«Mi fa maraviglia, degno Cedric» dicea in quel tempo il Priore, «come ad onta della predilezione in che avete il vostro idioma, certamente vigorosissimo, non abbiate fatto grazia al francese-normanno per quei vocaboli che appartengono alla caccia. Non credo esservi lingua, che prevalga sopra l'ultima nel poter offerire voci variate ed acconce ad esprimere quante idee presenta questa gradevolissima fra l'arti del diletto.»
«Venerabile Priore» soggiunse Cedric «vi rispondo non curarmi punto di tai parole ricercate che vengono d'oltremare. Non ho bisogno di esse per gustare i piaceri della caccia nelle nostre foreste.»
«L'idioma francese» entrò allor in campo il Templario, adoperando quel tuono prosontuoso e autorevole che gli era sì famigliare «non è solamente l'idioma proprio della caccia; esso è parimente quello dell'amore e della guerra, atto così a cattivarsi il cuor delle donne leggiadre, come a spargere il terrore fra gli inimici.»
«Ser cavaliere» fu pronto allora Cedric nel rispondergli «colmate la vostra tazza e quella del Priore, e permettete intanto ch'io risalga ad un tempo rimoto da noi per trent'anni. Tal quale era a quei giorni Cedric, egli non aveva d'uopo di frascherie francesi per farsi ben intendere all'orecchio di giovane donna, e i campi di Northallerton possono far fede se il grido marziale de' Sassoni fu inteso per mezzo alle file dell'esercito scozzese, quanto il possa essere quello del più ardimentoso fra i baroni Normanni. Viva la memoria de' prodi, che combatteron in quella giornata! Fatemi ragione, diletti miei ospiti» e colmato in ciò dir fino all'orlo un nappo di vino, continuò con ardor sempre crescente. «Sì: quell'innalzamento di scudi fu ad ognor memorando, cento bandiere sventolavano su i capi di quei famosi guerrieri; il sangue sgorgava da ogni banda a torrenti, nè v'era chi non preferisse la morte alla fuga. Un bardo sassone avrebbe nominato la festa delle Spade un tal giorno; o l'adunamento dell'aquile che si lanciavano sulla lor preda, e avrebbe detto quel suon di guerra più soave all'orecchio che non i canti festevoli d'un convito nuziale. Ma i nostri Bardi or più non vivono, e le nostre imprese vanno a perdersi in quelle d'un'altra schiatta. Persin la nostra lingua, il nostro nome persino, stanno sul punto di spegnersi, nè rimane che un vecchio abbandonato da tutti» accennando sè stesso «a gemere tale sciagura. Coppiere, paggi[6], empite i bicchieri. Su via, ser Cavaliere. Vivano i prodi in armi!
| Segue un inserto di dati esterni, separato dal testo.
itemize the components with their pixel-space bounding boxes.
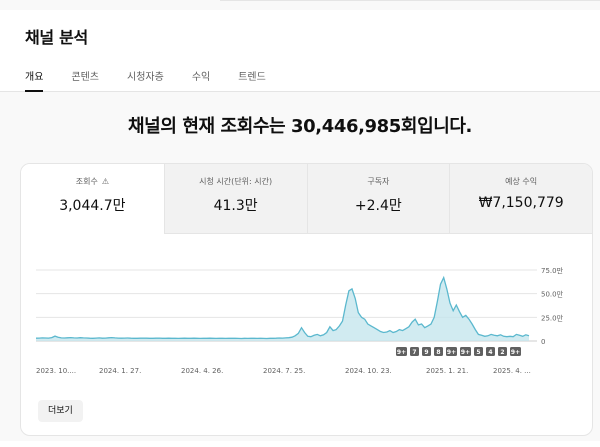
analytics-card: 조회수 ⚠ 3,044.7만 시청 시간(단위: 시간) 41.3만 구독자 +2… bbox=[20, 163, 593, 436]
series-line bbox=[35, 275, 530, 340]
tab-audience[interactable]: 시청자층 bbox=[127, 72, 164, 83]
metric-views[interactable]: 조회수 ⚠ 3,044.7만 bbox=[21, 164, 164, 234]
metric-label: 구독자 bbox=[367, 177, 390, 186]
annotation-marker-label: 9+ bbox=[397, 349, 406, 356]
tab-overview[interactable]: 개요 bbox=[25, 68, 44, 92]
annotation-marker bbox=[510, 347, 521, 356]
more-button[interactable]: 더보기 bbox=[38, 400, 83, 422]
metric-revenue[interactable]: 예상 수익 ₩7,150,779 bbox=[449, 164, 592, 234]
metric-value: 3,044.7만 bbox=[59, 198, 126, 214]
top-edge-strip bbox=[0, 0, 600, 10]
annotation-marker-label: 2 bbox=[500, 349, 504, 356]
page-header: 채널 분석 개요 콘텐츠 시청자층 수익 트렌드 bbox=[0, 10, 600, 92]
metric-value: ₩7,150,779 bbox=[478, 195, 564, 211]
tab-bar: 개요 콘텐츠 시청자층 수익 트렌드 bbox=[25, 68, 294, 92]
tab-revenue[interactable]: 수익 bbox=[191, 72, 211, 83]
metric-label: 시청 시간(단위: 시간) bbox=[199, 177, 273, 186]
metric-value: +2.4만 bbox=[354, 198, 402, 214]
annotation-marker bbox=[446, 347, 457, 356]
y-tick-label: 50.0만 bbox=[541, 290, 564, 299]
x-tick-label: 2023. 10.... bbox=[36, 367, 76, 375]
metric-subscribers[interactable]: 구독자 +2.4만 bbox=[306, 164, 450, 234]
annotation-marker bbox=[434, 347, 443, 356]
annotation-marker-label: 5 bbox=[476, 349, 480, 356]
annotation-marker bbox=[486, 347, 495, 356]
headline-value: 30,446,985 bbox=[291, 116, 401, 137]
annotation-marker-label: 4 bbox=[488, 349, 492, 356]
metric-tabs: 조회수 ⚠ 3,044.7만 시청 시간(단위: 시간) 41.3만 구독자 +2… bbox=[21, 164, 592, 234]
metric-watch-time[interactable]: 시청 시간(단위: 시간) 41.3만 bbox=[163, 164, 307, 234]
metric-value: 41.3만 bbox=[213, 198, 258, 214]
y-tick-label: 0 bbox=[541, 338, 545, 346]
x-tick-label: 2025. 1. 21. bbox=[426, 367, 468, 375]
series-area bbox=[36, 277, 529, 341]
x-tick-label: 2024. 4. 26. bbox=[181, 367, 223, 375]
x-tick-label: 2025. 4. ... bbox=[493, 367, 531, 375]
annotation-marker-label: 9 bbox=[424, 349, 428, 356]
y-tick-label: 75.0만 bbox=[541, 266, 564, 275]
tab-trends[interactable]: 트렌드 bbox=[238, 72, 266, 83]
annotation-marker bbox=[498, 347, 507, 356]
annotation-marker-label: 9+ bbox=[447, 349, 456, 356]
annotation-marker bbox=[422, 347, 431, 356]
annotation-marker bbox=[474, 347, 483, 356]
views-headline: 채널의 현재 조회수는 30,446,985회입니다. bbox=[0, 112, 600, 138]
annotation-marker-label: 9+ bbox=[511, 349, 520, 356]
headline-suffix: 회입니다. bbox=[400, 116, 472, 137]
bottom-edge-strip bbox=[0, 441, 600, 447]
views-chart[interactable]: 75.0만 50.0만 25.0만 0 2023. 10.... 2024. 1. 27.… bbox=[21, 234, 593, 384]
tab-content[interactable]: 콘텐츠 bbox=[71, 72, 100, 83]
metric-label: 예상 수익 bbox=[505, 177, 538, 186]
warning-icon: ⚠ bbox=[101, 177, 109, 186]
annotation-marker bbox=[396, 347, 407, 356]
annotation-marker-label: 7 bbox=[412, 349, 416, 356]
x-tick-label: 2024. 7. 25. bbox=[263, 367, 305, 375]
annotation-marker-label: 8 bbox=[436, 349, 440, 356]
x-tick-label: 2024. 1. 27. bbox=[99, 367, 141, 375]
headline-prefix: 채널의 현재 조회수는 bbox=[128, 116, 292, 137]
annotation-marker bbox=[410, 347, 419, 356]
annotation-marker bbox=[460, 347, 471, 356]
annotation-marker-label: 9+ bbox=[461, 349, 470, 356]
y-tick-label: 25.0만 bbox=[541, 313, 564, 322]
x-tick-label: 2024. 10. 23. bbox=[345, 367, 392, 375]
metric-label: 조회수 bbox=[75, 177, 98, 186]
page-title: 채널 분석 bbox=[25, 28, 88, 47]
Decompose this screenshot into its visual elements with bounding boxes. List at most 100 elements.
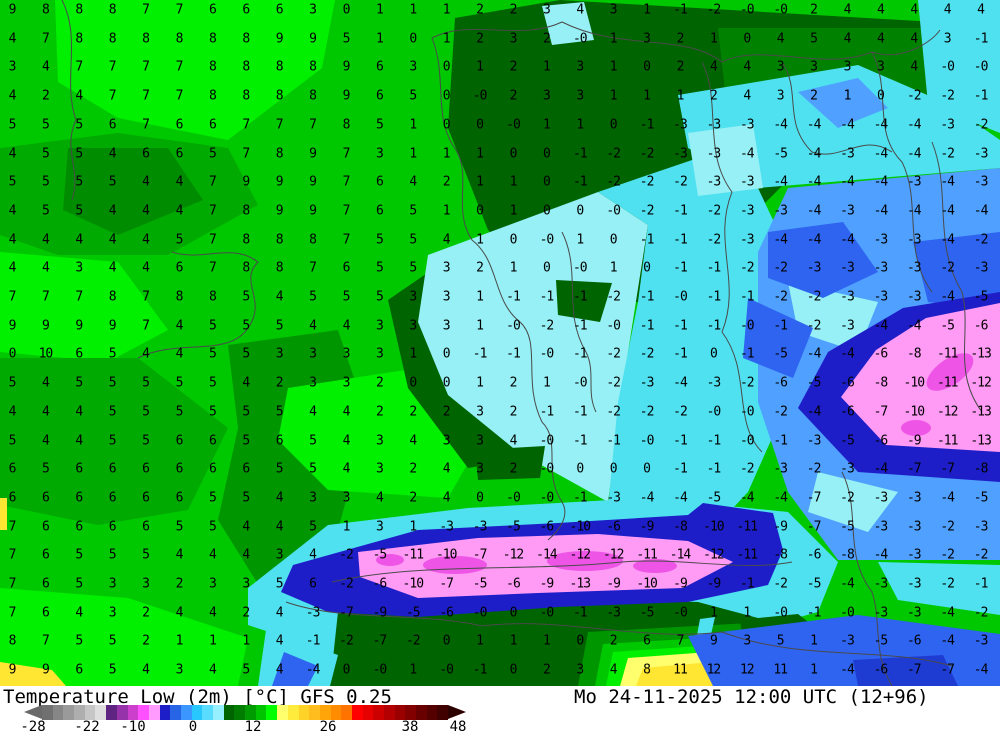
- temp-value: 1: [576, 117, 584, 133]
- temp-value: -7: [906, 662, 922, 678]
- temp-value: -2: [639, 174, 655, 190]
- temp-value: 4: [242, 375, 250, 391]
- temp-value: -4: [940, 174, 955, 190]
- temp-value: -1: [572, 346, 588, 362]
- temp-value: 3: [576, 88, 584, 104]
- temp-value: 1: [676, 88, 685, 104]
- temp-value: -4: [673, 490, 688, 506]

Vivano, qualunque ne sia la patria e la lingua, vivano i valorosi campioni, che danno oggidì maggiori prove di coraggio nel combattere per la Croce!»
«Parrà forse tropp'alto questo dire in uomo insignito di tale simbolo venerabile» e intanto Bois-Guilbert accennava la croce ricamata sul suo mantello. «Ma a chi fra i difensori dell'augusto vessillo potrebbe concedersi la palma, se non è ai miei generosi fratelli d'armi, ai campioni del Santo Sepolcro, ai prodi cavalieri del Tempio?»
«Ai cavalieri ospitalieri» soggiunse il Priore: «ho un fratello in quest'ordine.»
«Non m'intendo avvilire la loro fama» disse il Templario «ma credo...»
«Credo nostro zio» soggiunse interrompendo Wamba «che se Riccardo Cuor-di-Leone avesse avuto bastante giudizio per far a modo d'un matto, sarebbe rimasto in casa propria co' suoi buoni Inglesi, e avrebbe lasciato l'onore di liberare Gerusalemme a questi bravi cavalieri, chè essi in fatti toccava più da vicino tale faccenda.»
«Nell'esercito inglese adunque» si fece a chiedere Rowena «non eravi alcun guerriero, il cui nome meritasse di stare a confronto de' cavalieri del Tempio e degli altri di S. Giovanni?»
«Perdonatemi, leggiadra signora» rispose il Templario; «il monarca inglese condusse con sè molti prodi, i quali non cedevano in valore se non se a quelli che furono il perpetuo baluardo di Terra Santa.»